Though race relations are far from a settled issue, conditions are much better than they were half a century ago. WBNG reports:
"We forget how bad, how ingrained in society discrimination was, even in the most progressive parts of the United States," said John McNulty, assistant professor of political science at Binghamton University.
McNulty says these days, it's hard for kids to even think of a time of segregation.
Especially when they were "educated in the institutions that were reformed by it," McNulty said.
For the rest of the country, he says it has been a seemingly effortless transition of power.
"We now have a black president," McNulty said. "To generations that came of age before the civil rights movement, it seemed virtually impossible that such a thing might ever come to pass."
Dr. King taught a generation of Americans to speak out peaceably against perceived injustices and government policies they disliked. Dr. McNulty says we're still using the same methods today.
"He introduced the principle of nonviolent resistance," McNulty said.
In contemporary culture, that's the same principle the Tea Party is using to gain attention for its political grievances.
These are the same methods MLK used to expose different, gross injustices in the South.
"King's achievement was to basically bring African-Americans to a point where they had equality under the law and equality in fact under the law," McNulty said.

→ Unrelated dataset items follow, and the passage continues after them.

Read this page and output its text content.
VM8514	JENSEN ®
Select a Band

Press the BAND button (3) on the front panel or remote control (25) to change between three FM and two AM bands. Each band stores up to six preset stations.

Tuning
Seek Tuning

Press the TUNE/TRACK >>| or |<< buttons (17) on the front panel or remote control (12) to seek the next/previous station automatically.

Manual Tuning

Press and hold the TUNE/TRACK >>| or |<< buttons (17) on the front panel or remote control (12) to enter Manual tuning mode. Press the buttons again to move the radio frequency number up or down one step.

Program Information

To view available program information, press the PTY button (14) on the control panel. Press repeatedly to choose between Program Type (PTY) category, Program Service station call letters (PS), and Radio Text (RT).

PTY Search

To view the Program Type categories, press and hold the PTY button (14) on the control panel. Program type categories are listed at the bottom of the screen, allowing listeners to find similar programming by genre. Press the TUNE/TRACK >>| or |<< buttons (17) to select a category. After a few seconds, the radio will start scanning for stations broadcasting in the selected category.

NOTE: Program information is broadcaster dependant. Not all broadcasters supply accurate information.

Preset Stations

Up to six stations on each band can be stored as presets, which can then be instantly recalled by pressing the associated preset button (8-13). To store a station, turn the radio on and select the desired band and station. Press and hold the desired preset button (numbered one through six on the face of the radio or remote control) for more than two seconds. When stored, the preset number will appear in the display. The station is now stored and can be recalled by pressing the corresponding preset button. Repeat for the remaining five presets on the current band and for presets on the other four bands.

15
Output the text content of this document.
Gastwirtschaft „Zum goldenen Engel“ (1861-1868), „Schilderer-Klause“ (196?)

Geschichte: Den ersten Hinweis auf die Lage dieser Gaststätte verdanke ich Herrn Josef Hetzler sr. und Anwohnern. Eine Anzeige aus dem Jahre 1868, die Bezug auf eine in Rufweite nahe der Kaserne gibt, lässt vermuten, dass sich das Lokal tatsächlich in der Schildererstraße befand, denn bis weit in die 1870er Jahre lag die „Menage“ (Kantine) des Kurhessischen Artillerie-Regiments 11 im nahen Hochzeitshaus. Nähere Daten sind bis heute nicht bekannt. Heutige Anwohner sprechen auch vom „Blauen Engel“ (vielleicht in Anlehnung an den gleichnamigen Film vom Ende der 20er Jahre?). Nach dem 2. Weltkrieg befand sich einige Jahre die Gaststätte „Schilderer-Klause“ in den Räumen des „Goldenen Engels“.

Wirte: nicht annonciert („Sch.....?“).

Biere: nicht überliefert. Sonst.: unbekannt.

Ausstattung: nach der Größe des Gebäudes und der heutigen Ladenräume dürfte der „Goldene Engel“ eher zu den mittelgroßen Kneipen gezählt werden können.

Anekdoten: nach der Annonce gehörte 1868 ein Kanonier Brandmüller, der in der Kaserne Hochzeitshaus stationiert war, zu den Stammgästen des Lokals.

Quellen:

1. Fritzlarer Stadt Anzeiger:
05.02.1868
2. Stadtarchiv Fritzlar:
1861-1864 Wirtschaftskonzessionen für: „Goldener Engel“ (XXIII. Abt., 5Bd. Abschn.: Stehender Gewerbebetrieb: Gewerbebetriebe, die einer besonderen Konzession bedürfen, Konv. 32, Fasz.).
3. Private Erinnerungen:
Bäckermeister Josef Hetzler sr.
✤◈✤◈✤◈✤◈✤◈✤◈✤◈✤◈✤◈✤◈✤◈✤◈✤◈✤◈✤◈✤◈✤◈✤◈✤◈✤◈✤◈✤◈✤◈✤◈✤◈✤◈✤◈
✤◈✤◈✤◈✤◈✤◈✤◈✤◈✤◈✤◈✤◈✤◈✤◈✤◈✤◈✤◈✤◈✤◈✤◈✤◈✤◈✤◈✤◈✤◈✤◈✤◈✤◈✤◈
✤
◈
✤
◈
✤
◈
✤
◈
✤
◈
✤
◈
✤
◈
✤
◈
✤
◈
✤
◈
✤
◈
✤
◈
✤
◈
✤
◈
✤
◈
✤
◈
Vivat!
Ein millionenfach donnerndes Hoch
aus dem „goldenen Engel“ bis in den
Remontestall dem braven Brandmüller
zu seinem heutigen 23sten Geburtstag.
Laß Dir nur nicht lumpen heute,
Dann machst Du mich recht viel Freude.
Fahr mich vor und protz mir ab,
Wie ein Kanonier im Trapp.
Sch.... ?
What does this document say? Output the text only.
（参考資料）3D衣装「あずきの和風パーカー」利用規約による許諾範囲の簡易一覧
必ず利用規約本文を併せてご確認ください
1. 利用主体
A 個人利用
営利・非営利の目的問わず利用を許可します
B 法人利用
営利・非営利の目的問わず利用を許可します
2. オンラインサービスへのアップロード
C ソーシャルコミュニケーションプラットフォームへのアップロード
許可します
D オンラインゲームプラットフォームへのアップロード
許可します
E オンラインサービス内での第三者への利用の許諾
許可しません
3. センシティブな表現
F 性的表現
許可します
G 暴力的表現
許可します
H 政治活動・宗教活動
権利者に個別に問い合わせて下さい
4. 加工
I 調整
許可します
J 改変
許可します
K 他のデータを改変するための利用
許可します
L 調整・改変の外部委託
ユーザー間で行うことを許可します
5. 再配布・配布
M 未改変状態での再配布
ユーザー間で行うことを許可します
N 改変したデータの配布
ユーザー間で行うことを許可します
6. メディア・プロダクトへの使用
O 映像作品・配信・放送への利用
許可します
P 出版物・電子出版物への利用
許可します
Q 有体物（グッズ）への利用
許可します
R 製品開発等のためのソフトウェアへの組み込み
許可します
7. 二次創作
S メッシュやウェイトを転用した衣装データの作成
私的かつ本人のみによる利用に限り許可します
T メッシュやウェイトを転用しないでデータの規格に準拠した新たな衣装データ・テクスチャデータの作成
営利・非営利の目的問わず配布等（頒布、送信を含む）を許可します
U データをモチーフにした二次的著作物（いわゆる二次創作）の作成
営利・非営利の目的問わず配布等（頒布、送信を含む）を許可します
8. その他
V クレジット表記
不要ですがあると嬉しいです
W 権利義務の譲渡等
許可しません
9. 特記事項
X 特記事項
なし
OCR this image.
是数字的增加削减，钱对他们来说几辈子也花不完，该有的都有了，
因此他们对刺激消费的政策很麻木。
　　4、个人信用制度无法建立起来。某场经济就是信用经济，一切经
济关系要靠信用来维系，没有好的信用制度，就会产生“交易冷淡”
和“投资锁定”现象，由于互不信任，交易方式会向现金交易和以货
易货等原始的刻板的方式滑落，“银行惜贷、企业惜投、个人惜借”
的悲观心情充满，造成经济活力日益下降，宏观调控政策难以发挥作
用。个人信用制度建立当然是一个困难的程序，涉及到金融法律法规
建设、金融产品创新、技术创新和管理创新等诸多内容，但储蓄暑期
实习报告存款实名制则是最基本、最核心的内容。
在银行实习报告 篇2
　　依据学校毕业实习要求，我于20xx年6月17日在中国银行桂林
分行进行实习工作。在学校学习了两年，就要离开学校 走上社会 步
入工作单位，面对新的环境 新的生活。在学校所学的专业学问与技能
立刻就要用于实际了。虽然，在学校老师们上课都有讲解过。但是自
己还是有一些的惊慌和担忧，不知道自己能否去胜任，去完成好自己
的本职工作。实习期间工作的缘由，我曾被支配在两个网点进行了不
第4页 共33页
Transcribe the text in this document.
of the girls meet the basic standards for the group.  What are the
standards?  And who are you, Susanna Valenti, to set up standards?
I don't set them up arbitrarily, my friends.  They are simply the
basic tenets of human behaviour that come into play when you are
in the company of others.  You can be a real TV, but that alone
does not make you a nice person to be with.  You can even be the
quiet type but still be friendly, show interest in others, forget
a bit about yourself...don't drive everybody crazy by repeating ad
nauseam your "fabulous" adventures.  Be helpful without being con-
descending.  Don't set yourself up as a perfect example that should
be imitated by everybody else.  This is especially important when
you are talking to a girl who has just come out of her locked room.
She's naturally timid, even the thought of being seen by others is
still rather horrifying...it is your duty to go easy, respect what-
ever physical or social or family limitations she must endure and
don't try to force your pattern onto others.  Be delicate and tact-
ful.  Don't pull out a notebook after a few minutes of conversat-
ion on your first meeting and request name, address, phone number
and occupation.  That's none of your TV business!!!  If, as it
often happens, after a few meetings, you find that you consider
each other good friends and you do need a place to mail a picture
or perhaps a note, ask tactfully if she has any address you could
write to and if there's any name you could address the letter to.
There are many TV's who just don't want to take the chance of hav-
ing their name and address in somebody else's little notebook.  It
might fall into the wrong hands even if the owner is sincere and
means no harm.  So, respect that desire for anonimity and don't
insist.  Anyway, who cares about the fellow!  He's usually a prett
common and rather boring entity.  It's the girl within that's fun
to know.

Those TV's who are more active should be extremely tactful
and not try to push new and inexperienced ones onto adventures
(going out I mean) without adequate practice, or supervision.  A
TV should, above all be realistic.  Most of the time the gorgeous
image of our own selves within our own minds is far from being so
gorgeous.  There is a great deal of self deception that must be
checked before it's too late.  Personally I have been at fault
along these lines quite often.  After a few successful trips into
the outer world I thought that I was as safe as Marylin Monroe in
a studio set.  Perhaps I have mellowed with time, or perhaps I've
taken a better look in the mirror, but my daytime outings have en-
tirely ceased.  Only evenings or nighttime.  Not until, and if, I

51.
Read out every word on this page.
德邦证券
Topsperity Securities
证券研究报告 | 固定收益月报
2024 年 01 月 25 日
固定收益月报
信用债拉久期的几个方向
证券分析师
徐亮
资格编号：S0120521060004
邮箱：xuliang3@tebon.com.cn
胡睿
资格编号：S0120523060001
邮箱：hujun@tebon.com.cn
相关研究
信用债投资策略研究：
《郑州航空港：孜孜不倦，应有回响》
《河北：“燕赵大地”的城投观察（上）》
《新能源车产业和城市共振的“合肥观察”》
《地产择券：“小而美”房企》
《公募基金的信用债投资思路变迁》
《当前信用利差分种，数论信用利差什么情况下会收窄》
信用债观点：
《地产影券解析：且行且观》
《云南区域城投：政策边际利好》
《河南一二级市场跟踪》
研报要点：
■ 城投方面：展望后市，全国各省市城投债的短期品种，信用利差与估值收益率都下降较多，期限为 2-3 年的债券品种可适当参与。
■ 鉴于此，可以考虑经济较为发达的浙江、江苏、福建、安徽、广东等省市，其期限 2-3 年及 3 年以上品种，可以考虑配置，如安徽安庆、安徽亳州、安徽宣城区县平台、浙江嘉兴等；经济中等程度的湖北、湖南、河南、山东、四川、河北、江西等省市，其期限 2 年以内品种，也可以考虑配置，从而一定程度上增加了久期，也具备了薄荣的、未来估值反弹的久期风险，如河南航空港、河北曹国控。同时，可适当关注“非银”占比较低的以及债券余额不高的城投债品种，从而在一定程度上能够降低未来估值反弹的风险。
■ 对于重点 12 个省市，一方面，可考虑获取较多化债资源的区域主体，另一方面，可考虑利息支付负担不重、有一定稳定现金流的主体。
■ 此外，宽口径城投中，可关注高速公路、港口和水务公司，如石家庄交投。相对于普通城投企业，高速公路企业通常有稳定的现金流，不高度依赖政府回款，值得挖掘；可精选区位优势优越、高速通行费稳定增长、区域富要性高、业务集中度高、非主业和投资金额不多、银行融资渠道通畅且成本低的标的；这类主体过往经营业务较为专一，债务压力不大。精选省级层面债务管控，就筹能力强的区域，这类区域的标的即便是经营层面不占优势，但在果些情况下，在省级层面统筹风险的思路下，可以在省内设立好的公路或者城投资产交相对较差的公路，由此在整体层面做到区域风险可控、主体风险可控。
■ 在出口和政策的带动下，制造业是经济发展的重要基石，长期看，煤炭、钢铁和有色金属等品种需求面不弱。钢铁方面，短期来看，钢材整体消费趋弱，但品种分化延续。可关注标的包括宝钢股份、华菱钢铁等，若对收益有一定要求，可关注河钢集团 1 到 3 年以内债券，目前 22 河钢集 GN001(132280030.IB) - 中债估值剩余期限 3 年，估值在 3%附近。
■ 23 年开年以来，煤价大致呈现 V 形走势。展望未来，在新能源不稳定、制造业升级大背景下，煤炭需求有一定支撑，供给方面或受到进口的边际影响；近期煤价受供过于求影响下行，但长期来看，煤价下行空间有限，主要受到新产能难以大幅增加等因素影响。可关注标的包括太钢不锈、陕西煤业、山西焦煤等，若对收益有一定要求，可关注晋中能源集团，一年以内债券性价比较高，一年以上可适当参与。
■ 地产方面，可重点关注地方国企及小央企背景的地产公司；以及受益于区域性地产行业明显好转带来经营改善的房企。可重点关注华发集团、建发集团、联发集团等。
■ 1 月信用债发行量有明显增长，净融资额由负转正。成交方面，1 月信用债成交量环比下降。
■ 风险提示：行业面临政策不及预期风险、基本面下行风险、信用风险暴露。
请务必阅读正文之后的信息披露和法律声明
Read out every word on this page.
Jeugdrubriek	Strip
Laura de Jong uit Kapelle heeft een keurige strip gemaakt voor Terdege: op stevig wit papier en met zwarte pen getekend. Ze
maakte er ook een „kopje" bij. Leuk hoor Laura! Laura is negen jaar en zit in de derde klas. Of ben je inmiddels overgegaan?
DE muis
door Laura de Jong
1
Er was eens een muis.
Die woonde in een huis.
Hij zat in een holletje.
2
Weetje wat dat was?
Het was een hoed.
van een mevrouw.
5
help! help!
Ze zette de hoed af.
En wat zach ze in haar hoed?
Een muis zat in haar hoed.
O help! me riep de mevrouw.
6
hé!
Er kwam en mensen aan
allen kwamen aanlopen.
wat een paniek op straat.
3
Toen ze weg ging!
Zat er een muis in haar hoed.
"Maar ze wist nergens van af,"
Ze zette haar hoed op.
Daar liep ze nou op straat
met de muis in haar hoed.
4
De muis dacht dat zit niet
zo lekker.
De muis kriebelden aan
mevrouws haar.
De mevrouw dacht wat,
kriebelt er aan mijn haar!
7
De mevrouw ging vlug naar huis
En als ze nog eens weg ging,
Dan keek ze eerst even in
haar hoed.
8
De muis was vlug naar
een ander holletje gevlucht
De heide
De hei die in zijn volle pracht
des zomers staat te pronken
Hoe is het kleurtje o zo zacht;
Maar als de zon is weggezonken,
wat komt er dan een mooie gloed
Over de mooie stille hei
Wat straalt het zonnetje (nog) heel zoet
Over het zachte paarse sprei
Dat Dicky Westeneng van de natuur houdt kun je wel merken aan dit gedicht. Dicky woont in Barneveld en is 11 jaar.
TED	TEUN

So, we can talk about race today. But the fact is, there are still inequalities in education and economics down racial lines.
"It's still a loaded subject. And it's going to be," McNulty said.
But we've come a long way since.
Sign at a Greyhound station, Rome, Georgia, 1943:
As President Obama put it in his inaugural address:
This is the price and the promise of citizenship. This is the source of our confidence -- the knowledge that God calls on us to shape an uncertain destiny. This is the meaning of our liberty and our creed, why men and women and children of every race and every faith can join in celebration across this magnificent mall; and why a man whose father less than 60 years ago might not have been served in a local restaurant can now stand before you to take a most sacred oath.